Judy and Carolyn went painting outside! It was a lovely morning so we took the opportunity to gather a few supplies and set up in the wild lands of… the school grounds. But, as you can see, there is an exceptional view from the school. You may also notice that we didn’t exactly paint what we saw!
Painting in glaring sun makes it difficult to see contrasts, and on a cloudless day, there aren’t many shadows to help. Using isolated spots of bright colour and establishing a clear background, foreground, and mid ground can strengthen an outdoor landscape a lot. Judy exaggerated the aerial perspective and checkerboard pattern, and she zoomed herself half a kilometer closer to the foreground trees.
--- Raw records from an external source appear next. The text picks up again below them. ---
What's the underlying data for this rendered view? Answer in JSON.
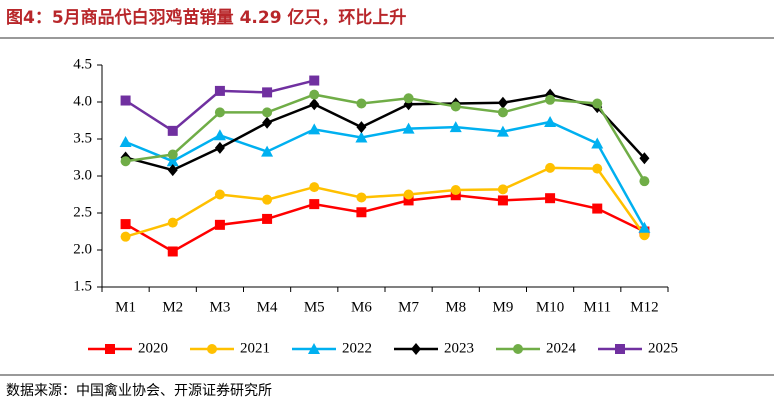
{
  "chart_data": {
    "type": "line",
    "title": "图4：5月商品代白羽鸡苗销量 4.29 亿只，环比上升",
    "source": "数据来源：中国禽业协会、开源证券研究所",
    "categories": [
      "M1",
      "M2",
      "M3",
      "M4",
      "M5",
      "M6",
      "M7",
      "M8",
      "M9",
      "M10",
      "M11",
      "M12"
    ],
    "ylim": [
      1.5,
      4.5
    ],
    "yticks": [
      1.5,
      {
        "value": 2,
        "label": "2.0"
      },
      2.5,
      {
        "value": 3,
        "label": "3.0"
      },
      3.5,
      {
        "value": 4,
        "label": "4.0"
      },
      4.5
    ],
    "grid": false,
    "legend": "bottom",
    "series": [
      {
        "name": "2020",
        "color": "#ff0000",
        "marker": "square",
        "values": [
          2.35,
          1.98,
          2.34,
          2.42,
          2.62,
          2.51,
          2.67,
          2.74,
          2.67,
          2.7,
          2.56,
          2.25
        ]
      },
      {
        "name": "2021",
        "color": "#ffc000",
        "marker": "circle",
        "values": [
          2.18,
          2.37,
          2.75,
          2.68,
          2.85,
          2.71,
          2.75,
          2.81,
          2.82,
          3.11,
          3.1,
          2.2
        ]
      },
      {
        "name": "2022",
        "color": "#00b0f0",
        "marker": "triangle",
        "values": [
          3.46,
          3.2,
          3.55,
          3.33,
          3.63,
          3.52,
          3.64,
          3.66,
          3.6,
          3.73,
          3.44,
          2.3
        ]
      },
      {
        "name": "2023",
        "color": "#000000",
        "marker": "diamond",
        "values": [
          3.25,
          3.08,
          3.38,
          3.72,
          3.97,
          3.66,
          3.97,
          3.98,
          3.99,
          4.1,
          3.93,
          3.24
        ]
      },
      {
        "name": "2024",
        "color": "#70ad47",
        "marker": "circle",
        "values": [
          3.2,
          3.29,
          3.86,
          3.86,
          4.1,
          3.98,
          4.05,
          3.94,
          3.86,
          4.03,
          3.98,
          2.93
        ]
      },
      {
        "name": "2025",
        "color": "#7030a0",
        "marker": "square",
        "values": [
          4.02,
          3.61,
          4.15,
          4.13,
          4.29,
          null,
          null,
          null,
          null,
          null,
          null,
          null
        ]
      }
    ]
  }
}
The pain of outdoor painting is that things change so fast: the light, the clouds, the shadows. The joy of it is that you still have the artists’ license to change what you see. Call it capturing a mood or impression, or call it being smart and using tried and true techniques that give results in any conditions; outdoor painting is not like indoor painting!
This painting is all about isolating the shapes. Painting outdoors, the sun dries paint and paper very quickly. You have to work on small spots, or mix a big puddle of one colour and fill in an area quickly. Finding strong shapes helps to make each element clear to the artist’s mind and the viewer’s eye (because nature is messy) and it’s also a way to avoid getting heavy masses of colour, especially greens. Simplicity equals serenity.
Below is another painting, done from a memory of the old railway snow fence as seen from the highway. It’s all in this view, just far away. Carolyn wanted to contrast the yellow canola with some purple – the low, dark cloud we’ve seen often this summer, just not on this particular day.
It was a successful couple of hours! Maybe we’ll be on to a new site on another morning.